Bricks and Belvoir – a tale of two models

Published 31st of January, 2022

Picture credit: Alex Padurariu

Two sets of results, two very different stories

The UK housing market had a bumper year in 2021 house prices rose and the number of people moving increased significantly. Homes were selling like hot cakes, but not all estate agents benefitted from the rising tide of housing transactions.

On Monday 31 January two national estate agents: Belvoir and Purplebricks released trading data to the London stock market, both serve the same market, but each had very different stories to tell.

Belvoir – on the up

National estate agency and lettings Group Belvoir announced today that its full-year results for 2021 will be ‘comfortably ahead of management’s expectations as the Group ‘took advantage of a strong property market’.

Across the UK housing transactions increased by 43% during 2021 as homebuyers and sellers took advantage of the stamp duty holiday as they raced for space and a change of lockdown scenery.

Belvoir took advantage of these market conditions and grew both organically and by acquisition. Overall, it saw its revenue increase by 36% in the year.

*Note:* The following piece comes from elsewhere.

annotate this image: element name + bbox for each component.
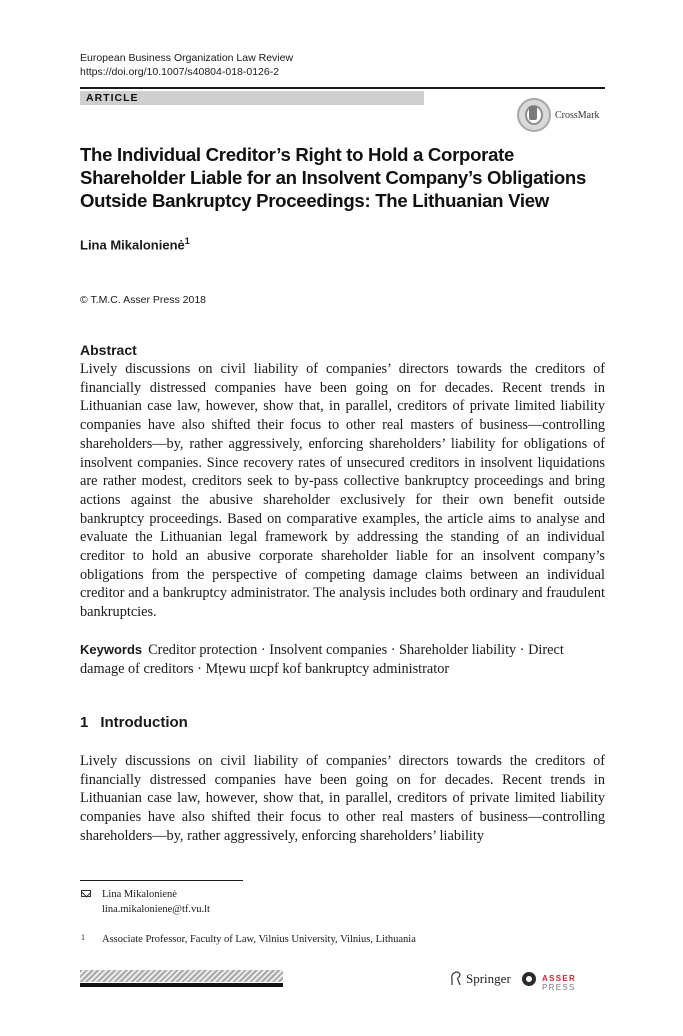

Purplebricks – losing ground

In such a hot market, where homes are seemingly selling themselves it is therefore striking that the performance of Purplebricks moved backwards rather forwards.

This morning Purplebricks reported its financial results for the six months ended 31 October 2021, a period where the volume of housing transactions across the UK increased by 56% as the market was fuelled by the end of the stamp duty holiday. However, Purplebricks did not enjoy this purple patch, the number of homes it was instructed to sell fell by 38% from 34,150 to 21,131.

It is imperative to remember that the greatly reduced instruction figure does not relate to actual homes sold, but rather the number of homes Purplebricks has been paid to sell. The homeowner pays Purplebricks whether or not they sell the home. The elephant in the room is therefore why do they not disclose how many homes they sell in line with best practices followed by other estate agents listed on the stock market.

To be fair to Purplebricks, it has been going through a change in its operating model during the last few months, but the basic low fee payable whether or not your home is sold remains. It does now have a money-back guarantee, but that is based on a proceedable credible offer being made on your home rather than on Purplebricks actually selling your home.

There will, in our view, always be a market for a low cost, low touch estate agent such as Purplebricks, but what the COVID pandemic has taught us is that even in a hot market the majority of homeowners don’t want a cut-price low touch service when selling their most valuable asset.